The Federal Reserve took aggressive steps Thursday to ease what it called “temporary disruptions” in Treasuries, flooding the market with liquidity and widening its purchases of U.S. government securities in a measure that recalls the quantitative easing it used during the financial crisis.

The Federal Reserve Bank of New York said in a statement that the “changes are being made to address highly unusual disruptions in Treasury financing markets associated with the coronavirus outbreak” and had been done at the direction of Fed Chairman Jerome Powell in consultation with the Federal Open Market Committee.

Under the Fed’s existing program to buy $60 billion a month in securities, the purchases will be widened to include coupon-bearing notes across a range of maturities to match the maturity composition of the Treasury market, it said.
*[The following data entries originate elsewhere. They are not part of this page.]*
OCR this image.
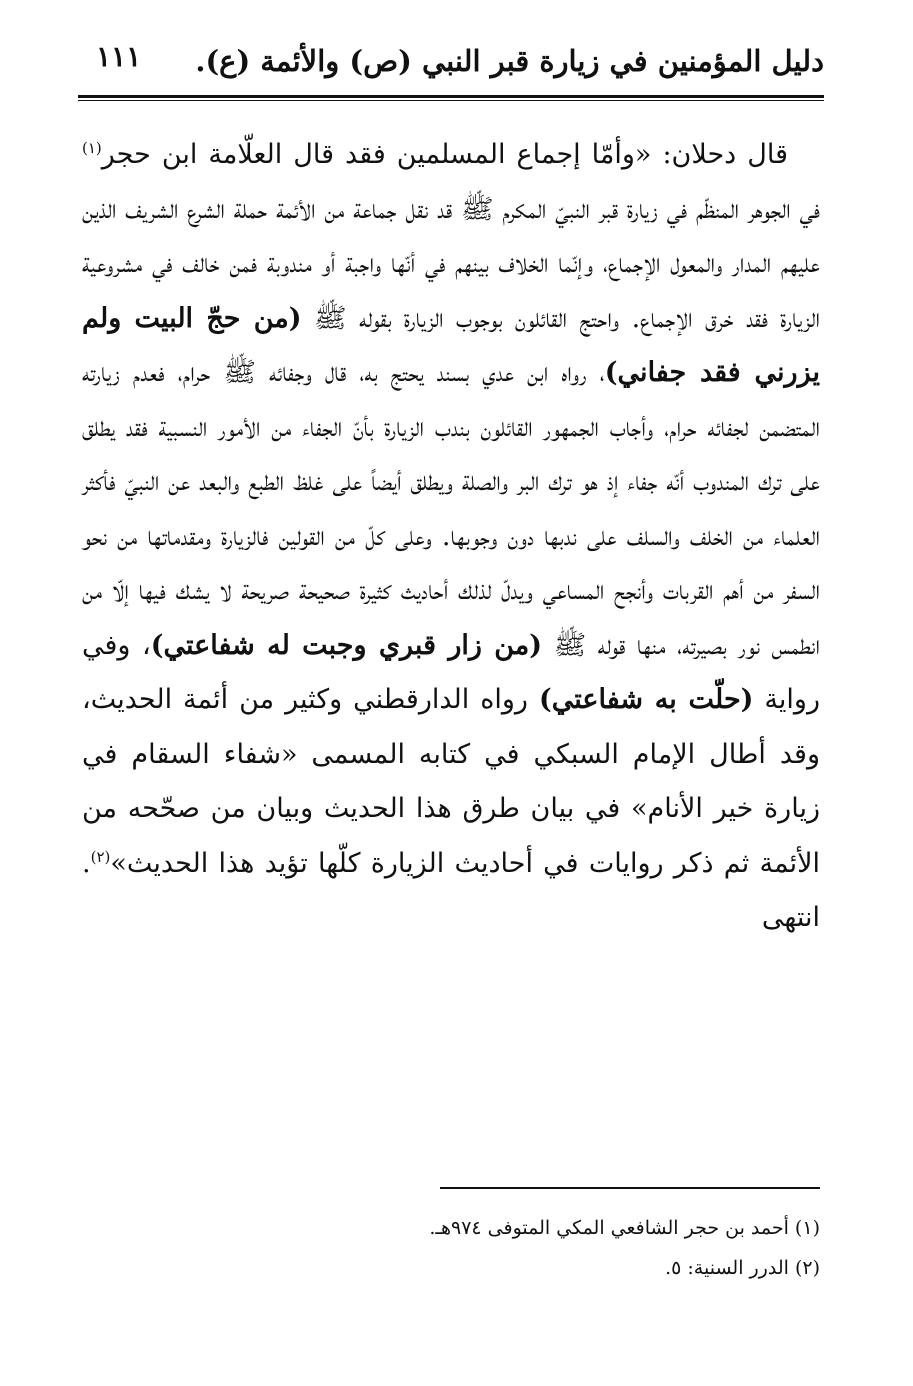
دليل المؤمنين في زيارة قبر النبي (ص) والأئمة (ع).
١١١

قال دحلان: «وأمّا إجماع المسلمين فقد قال العلّامة ابن حجر$^{(١)}$ في الجوهر المنظّم في زيارة قبر النبيّ المكرم ﷺ قد نقل جماعة من الأئمة حملة الشرع الشريف الذين عليهم المدار والمعول الإجماع، وإنّما الخلاف بينهم في أنّها واجبة أو مندوبة فمن خالف في مشروعية الزيارة فقد خرق الإجماع. واحتج القائلون بوجوب الزيارة بقوله ﷺ (من حجّ البيت ولم يزرني فقد جفاني)، رواه ابن عدي بسند يحتج به، قال وجفائه ﷺ حرام، فعدم زيارته المتضمن لجفائه حرام، وأجاب الجمهور القائلون بندب الزيارة بأنّ الجفاء من الأمور النسبية فقد يطلق على ترك المندوب أنّه جفاء إذ هو ترك البر والصلة ويطلق أيضاً على غلظ الطبع والبعد عن النبيّ فأكثر العلماء من الخلف والسلف على ندبها دون وجوبها. وعلى كلّ من القولين فالزيارة ومقدماتها من نحو السفر من أهم القربات وأنجح المساعي ويدلّ لذلك أحاديث كثيرة صحيحة صريحة لا يشك فيها إلّا من انطمس نور بصيرته، منها قوله ﷺ (من زار قبري وجبت له شفاعتي)، وفي رواية (حلّت به شفاعتي) رواه الدارقطني وكثير من أئمة الحديث، وقد أطال الإمام السبكي في كتابه المسمى «شفاء السقام في زيارة خير الأنام» في بيان طرق هذا الحديث وبيان من صحّحه من الأئمة ثم ذكر روايات في أحاديث الزيارة كلّها تؤيد هذا الحديث»$^{(٢)}$. انتهى

(١) أحمد بن حجر الشافعي المكي المتوفى ٩٧٤هـ.
(٢) الدرر السنية: ٥.
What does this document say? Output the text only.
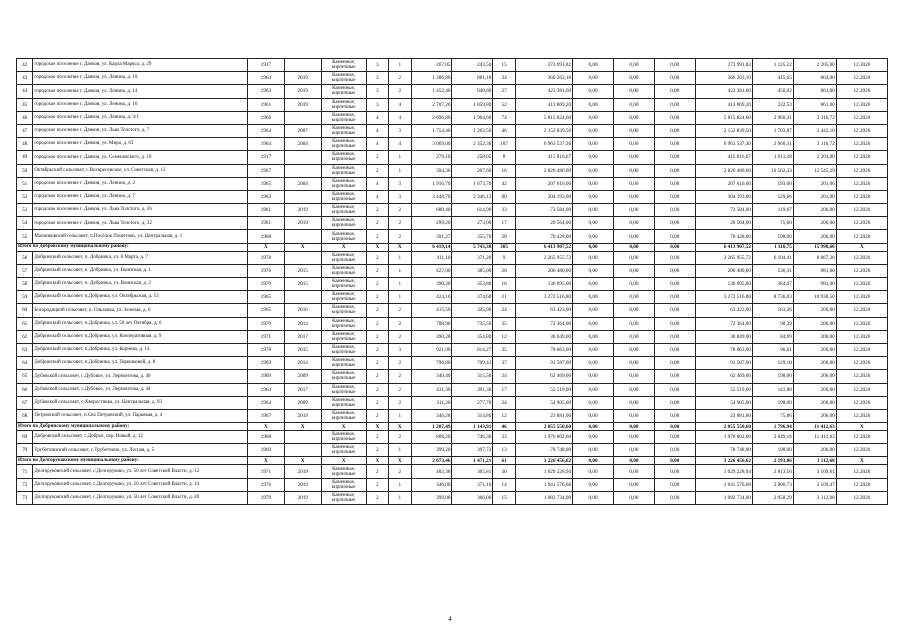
42	городское поселение г. Данков, ул. Карла Маркса, д. 29	1917		Каменные, кирпичные	3	1	267,85	243,50	15	273 991,82	0,00	0,00	0,00	273 991,82	1 125,22	2 205,00	12.2020
43	городское поселение г. Данков, ул. Ленина, д. 10	1964	2019	Каменные, кирпичные	3	2	1 386,80	881,18	34	366 263,10	0,00	0,00	0,00	366 263,10	415,65	864,00	12.2020
44	городское поселение г. Данков, ул. Ленина, д. 14	1963	2019	Каменные, кирпичные	3	2	1 452,40	940,80	27	423 381,60	0,00	0,00	0,00	423 381,60	450,02	861,00	12.2020
45	городское поселение г. Данков, ул. Ленина, д. 16	1961	2019	Каменные, кирпичные	3	4	2 707,20	1 859,80	52	413 869,20	0,00	0,00	0,00	413 869,20	222,53	861,00	12.2020
46	городское поселение г. Данков, ул. Ленина, д. 3/1	1966		Каменные, кирпичные	4	4	2 696,80	1 964,60	74	5 815 824,60	0,00	0,00	0,00	5 815 824,60	2 960,31	3 116,72	12.2020
47	городское поселение г. Данков, ул. Льва Толстого, д. 7	1964	2007	Каменные, кирпичные	4	3	1 754,40	1 263,50	46	2 152 839,50	0,00	0,00	0,00	2 152 839,50	1 703,87	3 442,10	12.2020
48	городское поселение г. Данков, ул. Мира, д. 63	1964	2004	Каменные, кирпичные	4	4	3 069,00	2 352,30	107	6 963 537,30	0,00	0,00	0,00	6 963 537,30	2 960,31	3 116,72	12.2020
49	городское поселение г. Данков, ул. Семеновского, д. 10	1917		Каменные, кирпичные	2	1	279,18	258,05	8	415 816,67	0,00	0,00	0,00	415 816,67	1 611,38	2 203,00	12.2020
50	Октябрьский сельсовет, с.Воскресенское, ул. Советская, д. 12	1967		Каменные, кирпичные	2	1	394,36	267,60	16	2 826 480,00	0,00	0,00	0,00	2 826 480,00	10 562,33	12 545,29	12.2020
51	городское поселение г. Данков, ул. Ленина, д. 2	1965	2004	Каменные, кирпичные	4	3	1 916,70	1 073,70	42	207 610,00	0,00	0,00	0,00	207 610,00	193,00	201,06	12.2020
52	городское поселение г. Данков, ул. Ленина, д. 7	1963		Каменные, кирпичные	4	3	3 448,70	2 346,12	80	304 193,00	0,00	0,00	0,00	304 193,00	129,66	201,00	12.2020
53	городское поселение г. Данков, ул. Льва Толстого, д. 26	1961	2019	Каменные, кирпичные	2	2	680,40	614,90	33	73 584,00	0,00	0,00	0,00	73 584,00	119,67	206,00	12.2020
54	городское поселение г. Данков, ул. Льва Толстого, д. 32	1961	2019	Каменные, кирпичные	2	2	299,20	273,00	17	20 564,00	0,00	0,00	0,00	20 564,00	75,60	206,00	12.2020
55	Малинковский сельсовет, п.Посёлок Пошетово, ул. Центральная, д. 1	1968		Каменные, кирпичные	2	2	391,27	355,70	28	70 428,00	0,00	0,00	0,00	70 428,00	198,00	206,00	12.2020
Итого по Добровскому муниципальному району:		X	X	X	X	X	6 419,14	5 743,38	305	6 413 907,52	0,00	0,00	0,00	6 413 907,52	1 116,75	15 998,60	X
56	Добринский сельсовет, п. Добринка, ул. 8 Марта, д. 7	1978		Каменные, кирпичные	2	1	411,10	371,20	9	2 265 955,72	0,00	0,00	0,00	2 265 955,72	6 104,41	8 867,36	12.2020
57	Добринский сельсовет, п. Добринка, ул. Воинская, д. 1	1976	2015	Каменные, кирпичные	2	1	427,00	385,00	28	206 480,00	0,00	0,00	0,00	206 480,00	536,31	981,00	12.2020
58	Добринский сельсовет, п. Добринка, ул. Воинская, д. 2	1970	2015	Каменные, кирпичные	2	1	390,28	353,80	18	136 095,00	0,00	0,00	0,00	136 095,00	384,67	981,00	12.2020
59	Добринский сельсовет, п.Добринка, ул. Октябрьская, д. 53	1965		Каменные, кирпичные	2	1	424,10	374,60	21	3 272 516,80	0,00	0,00	0,00	3 272 516,80	8 736,03	10 938,50	12.2020
60	Богородицкий сельсовет, п. Ольховка, ул. Зеленая, д. 6	1965	2016	Каменные, кирпичные	2	2	415,50	345,90	24	63 423,00	0,00	0,00	0,00	63 423,00	183,36	206,00	12.2020
61	Добринский сельсовет, п.Добринка, ул. 50 лет Октября, д. 6	1970	2014	Каменные, кирпичные	2	2	788,90	735,50	35	72 364,00	0,00	0,00	0,00	72 364,00	98,39	206,00	12.2020
62	Добринский сельсовет, п.Добринка, ул. Кооперативная, д. 9	1971	2017	Каменные, кирпичные	2	2	390,28	354,80	12	30 049,00	0,00	0,00	0,00	30 049,00	84,69	206,00	12.2020
63	Добринский сельсовет, п.Добринка, ул. Корнева, д. 14	1978	2015	Каменные, кирпичные	2	3	921,00	814,27	35	78 663,00	0,00	0,00	0,00	78 663,00	96,61	206,00	12.2020
64	Добринский сельсовет, п.Добринка, ул. Терешковой, д. 8	1969	2014	Каменные, кирпичные	2	2	796,80	709,41	37	91 587,00	0,00	0,00	0,00	91 587,00	129,10	206,00	12.2020
65	Дубовской сельсовет, с.Дубовое, ул. Лермонтова, д. 40	1969	2009	Каменные, кирпичные	2	2	340,40	315,50	24	62 469,00	0,00	0,00	0,00	62 469,00	198,00	206,00	12.2020
66	Дубовской сельсовет, с.Дубовое, ул. Лермонтова, д. 44	1964	2017	Каменные, кирпичные	2	2	431,30	391,30	17	55 519,00	0,00	0,00	0,00	55 519,00	141,88	206,00	12.2020
67	Дубовской сельсовет, с.Хворостянка, ул. Центральная, д. 93	1964	2009	Каменные, кирпичные	2	2	311,20	277,70	24	54 905,00	0,00	0,00	0,00	54 905,00	198,00	206,00	12.2020
68	Петровский сельсовет, п.Свх Петровский, ул. Парковая, д. 4	1967	2019	Каменные, кирпичные	2	1	346,28	314,80	12	23 881,00	0,00	0,00	0,00	23 881,00	75,86	206,00	12.2020
Итого по Добринскому муниципальному району:		X	X	X	X	X	1 207,49	1 143,91	46	2 055 550,60	0,00	0,00	0,00	2 055 550,60	1 796,94	11 412,63	X
69	Добровский сельсовет, с.Доброе, пер. Новый, д. 12	1968		Каменные, кирпичные	2	2	808,20	746,30	33	1 976 802,60	0,00	0,00	0,00	1 976 802,60	2 649,16	11 412,63	12.2020
70	Трубетчинский сельсовет, с.Трубетчино, ул. Лесная, д. 5	1969		Каменные, кирпичные	2	1	399,20	397,72	13	78 748,00	0,00	0,00	0,00	78 748,00	198,00	206,00	12.2020
Итого по Долгоруковскому муниципальному району:		X	X	X	X	X	2 073,46	1 471,21	61	3 226 456,62	0,00	0,00	0,00	3 226 456,62	2 193,06	3 112,68	X
71	Долгоруковский сельсовет, с.Долгоруково, ул. 50 лет Советской Власти, д. 12	1971	2019	Каменные, кирпичные	2	2	402,38	365,81	30	1 029 228,94	0,00	0,00	0,00	1 029 228,94	2 813,56	3 109,61	12.2020
72	Долгоруковский сельсовет, с.Долгоруково, ул. 50 лет Советской Власти, д. 14	1976	2019	Каменные, кирпичные	2	1	346,00	371,10	14	1 041 576,68	0,00	0,00	0,00	1 041 576,68	2 806,73	3 109,47	12.2020
73	Долгоруковский сельсовет, с.Долгоруково, ул. 50 лет Советской Власти, д. 20	1979	2019	Каменные, кирпичные	2	1	399,08	366,00	15	1 082 734,00	0,00	0,00	0,00	1 082 734,00	2 958,29	3 112,68	12.2020
4
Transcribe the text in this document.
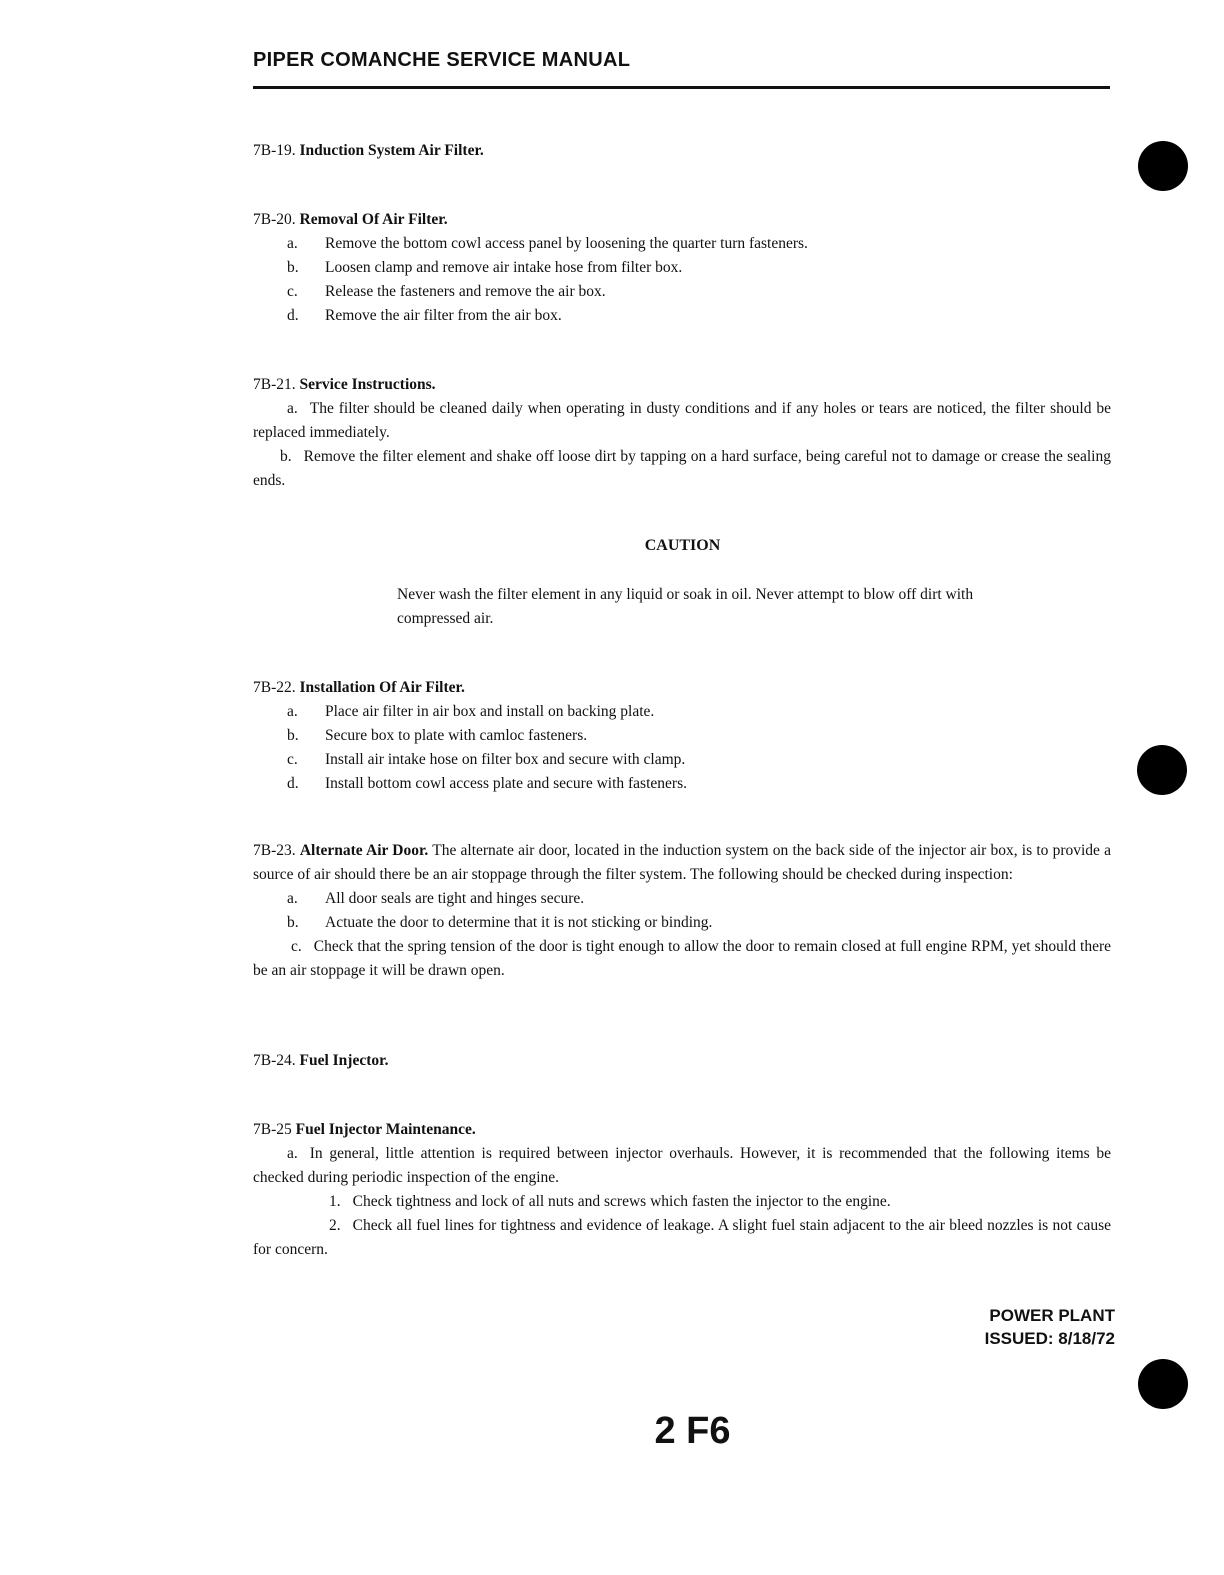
PIPER COMANCHE SERVICE MANUAL
7B-19. Induction System Air Filter.
7B-20. Removal Of Air Filter.
a.	Remove the bottom cowl access panel by loosening the quarter turn fasteners.
b.	Loosen clamp and remove air intake hose from filter box.
c.	Release the fasteners and remove the air box.
d.	Remove the air filter from the air box.
7B-21. Service Instructions.
a. The filter should be cleaned daily when operating in dusty conditions and if any holes or tears are noticed, the filter should be replaced immediately.
b. Remove the filter element and shake off loose dirt by tapping on a hard surface, being careful not to damage or crease the sealing ends.
CAUTION
Never wash the filter element in any liquid or soak in oil. Never attempt to blow off dirt with compressed air.
7B-22. Installation Of Air Filter.
a.	Place air filter in air box and install on backing plate.
b.	Secure box to plate with camloc fasteners.
c.	Install air intake hose on filter box and secure with clamp.
d.	Install bottom cowl access plate and secure with fasteners.
7B-23. Alternate Air Door. The alternate air door, located in the induction system on the back side of the injector air box, is to provide a source of air should there be an air stoppage through the filter system. The following should be checked during inspection:
a.	All door seals are tight and hinges secure.
b.	Actuate the door to determine that it is not sticking or binding.
c. Check that the spring tension of the door is tight enough to allow the door to remain closed at full engine RPM, yet should there be an air stoppage it will be drawn open.
7B-24. Fuel Injector.
7B-25 Fuel Injector Maintenance.
a. In general, little attention is required between injector overhauls. However, it is recommended that the following items be checked during periodic inspection of the engine.
1. Check tightness and lock of all nuts and screws which fasten the injector to the engine.
2. Check all fuel lines for tightness and evidence of leakage. A slight fuel stain adjacent to the air bleed nozzles is not cause for concern.
POWER PLANT
ISSUED: 8/18/72
2 F6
Treasuries resumed rising and stocks pared losses after the surprise announcement, made about 10 minutes before the bidding deadline for $16 billion auction of new 30-year bonds. The current 30-year yield quickly shed about 10 basis points to 1.25% ahead of the auction as investors absorbed the Fed’s muscular move.

“This is a full-blown crisis response operation, intended to make it abundantly clear that the Fed will not allow liquidity to dry up,” said Ian Shepherdson, chief economist of Pantheon Macroeconomics. “We expect the Fed to purchase $60 billion of securities across the spectrum for the foreseeable future: QE4 is here.”

In addition, the New York Fed offered $500 billion in a three-month repo operation and said it would repeat the exercise tomorrow, along with another $500 billion in a one-month operation, and continue on a weekly basis for the rest of the monthly calendar. This adds a massive jolt of liquidity to financial markets that will also expand the Fed’s balance sheet for the duration of the operations.